"Contradiction" about Hubble parameter $H_0$ in the future? The Hubble parameter $H_0$ is expected to level off asymptotically in the far future as dark energy becomes dominant over matter, radiation, and space curvature. I think it's predicted to go down to 55 km/s/Mpc.
Yet dark energy is also the cause of a galloping acceleration of distant galaxies in the visible universe. Doesn't that imply the straight-line giving H0 today of 67-70 on a Hubble expansion graph will bend upwards to make a greater slope. Doesn't that mean H in the far future will increase dramatically?
I teach this stuff to adult amateur astronomers and still can't make sense of this "contradiction".
 A: The best way to understand what the Hubble parameter is going to do is to look at the behavior of the Friedman scale factor $a(t)$... in other words, just how the universe has been expanding, and will expand in the future.
According to the current standard model of cosmology, the Lambda-CDM model, a good approximation for the scale factor after the first 10 million years is
$$a(t)=(\Omega_m/\Omega_\Lambda)^{1/3}\sinh^{2/3}(t/t_\Lambda)$$
where
$$t_\Lambda=\frac{2}{3H_0\sqrt{\Omega_\Lambda}}.$$
Here $\Omega_m=0.3089$ is the fraction of the energy density due to matter and $\Omega_\Lambda=0.6911$ is the fraction due to dark energy. (This solution of the Friedmann equations neglects radiation, but the effects of radiation on the expansion became negligible by 100 million years after the Big Bang.)
$H_0$ is the current value of Hubble parameter, $67.7$ kilometers per second per megaparsec or $0.0693$ per gigayear.
These three numerical parameters for the model come from precise observations of the cosmic microwave background.
The evolution of the Hubble parameters is given by 
$$H(t)=\frac{\dot{a}(t)}{a(t)}.$$
One finds that the Hubble parameter, currently $0.0693$ per gigayear, slowly decreases in the future to $0.0576$ per gigayear or $56.3$ kilometers per second per megaparsec.
Graphing these quantities, the scale factor looks like

and the Hubble parameter looks like
.
The horizonal axis in both graphs is in gigayears. The vertical axis in the first graph is dimensionless because the scale factor is dimensionless. The model normalizes to be $1$ right now, $13.8$ gigayears after the Big Bang. The vertical axis in the second graph is in inverse gigayears.
If by “Hubble expansion graph” you mean a plot of velocity vs. distance, the slope of that linear (near us, at least) graph is going to slightly decrease.
As for the “contradiction” that bothers you, Wikipedia has this to say:

Another common source of confusion is that the accelerating universe does not imply that the Hubble parameter is actually increasing with time; since $H(t)\equiv\dot{a}(t)/a(t)$, in most accelerating models $a$ increases relatively faster than $\dot a$, so $H$ decreases with time. (The recession velocity of one chosen galaxy does increase, but different galaxies passing a sphere of fixed radius cross the sphere more slowly at later times.)

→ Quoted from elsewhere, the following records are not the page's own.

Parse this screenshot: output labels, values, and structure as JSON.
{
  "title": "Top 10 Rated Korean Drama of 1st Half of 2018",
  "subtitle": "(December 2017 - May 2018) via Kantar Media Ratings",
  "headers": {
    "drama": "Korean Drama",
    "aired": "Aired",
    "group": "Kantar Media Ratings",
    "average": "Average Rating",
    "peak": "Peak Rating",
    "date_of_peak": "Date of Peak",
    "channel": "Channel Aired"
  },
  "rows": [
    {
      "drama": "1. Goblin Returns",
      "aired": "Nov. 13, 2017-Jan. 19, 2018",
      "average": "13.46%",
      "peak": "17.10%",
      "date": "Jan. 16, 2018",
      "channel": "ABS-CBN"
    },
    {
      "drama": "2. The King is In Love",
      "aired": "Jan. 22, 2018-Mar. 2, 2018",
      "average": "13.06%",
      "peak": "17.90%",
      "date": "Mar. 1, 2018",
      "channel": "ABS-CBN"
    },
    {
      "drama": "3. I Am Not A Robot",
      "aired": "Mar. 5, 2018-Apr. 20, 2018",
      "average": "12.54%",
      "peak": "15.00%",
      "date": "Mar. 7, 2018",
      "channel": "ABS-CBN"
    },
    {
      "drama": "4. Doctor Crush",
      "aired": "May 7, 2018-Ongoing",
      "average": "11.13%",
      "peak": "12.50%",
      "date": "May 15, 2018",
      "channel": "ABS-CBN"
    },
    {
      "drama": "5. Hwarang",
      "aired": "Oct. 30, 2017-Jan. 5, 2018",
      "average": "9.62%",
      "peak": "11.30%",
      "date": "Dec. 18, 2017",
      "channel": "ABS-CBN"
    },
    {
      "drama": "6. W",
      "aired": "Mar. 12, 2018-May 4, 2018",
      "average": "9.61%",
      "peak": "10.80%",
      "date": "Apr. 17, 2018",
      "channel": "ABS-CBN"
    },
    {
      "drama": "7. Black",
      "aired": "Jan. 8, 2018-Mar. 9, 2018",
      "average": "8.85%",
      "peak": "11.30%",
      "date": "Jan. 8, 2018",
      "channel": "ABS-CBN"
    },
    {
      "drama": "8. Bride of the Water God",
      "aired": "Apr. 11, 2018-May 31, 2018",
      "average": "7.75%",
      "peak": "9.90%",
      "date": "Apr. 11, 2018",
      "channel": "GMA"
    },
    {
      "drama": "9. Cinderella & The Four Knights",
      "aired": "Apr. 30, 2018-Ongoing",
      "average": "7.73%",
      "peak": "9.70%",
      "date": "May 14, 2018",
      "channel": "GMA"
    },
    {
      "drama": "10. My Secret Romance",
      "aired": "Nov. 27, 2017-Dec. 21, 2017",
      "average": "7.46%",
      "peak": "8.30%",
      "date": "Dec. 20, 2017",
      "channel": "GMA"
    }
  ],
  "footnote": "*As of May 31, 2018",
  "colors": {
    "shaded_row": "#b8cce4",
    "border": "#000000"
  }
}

A: The Hubble parameter does not measure the rate of change of expansion. It is the ratio of the expansion rate to the size of the universe. $H(t) = v(t)/d(t)$.
If the expansion is accelerating, then the size of the universe gets bigger faster than the expansion rate gets bigger - hence the Hubble parameter gets smaller.
e.g. If you jump off a cliff, what happens to the ratio of your velocity, to the distance you have fallen?
$$ v = gt, \ \ \ \ \ \ d = gt^2/2$$
and hence $v/d$ gets smaller as $1/t$, and ignoring pesky things like the ground and terminal velocity, would head towards zero.
The accelerating universe behaves slightly differently in that $v$ tends towards an exponential with time as the vacuum energy becomes dominant:
$$ v \rightarrow \exp( \alpha t)$$
Hence
$$ d \rightarrow \left(\frac{1}{\alpha} \right) \exp(\alpha t)$$
and
$$ H(t) = \frac{v}{d} \rightarrow \alpha$$
The net behaviour is similar. $v/d$ starts out big, but trends asymptotically to a fixed value as the velocity of expansion accelerates exponentially. That fixed value turns out to be $\sqrt{\Lambda/3}$.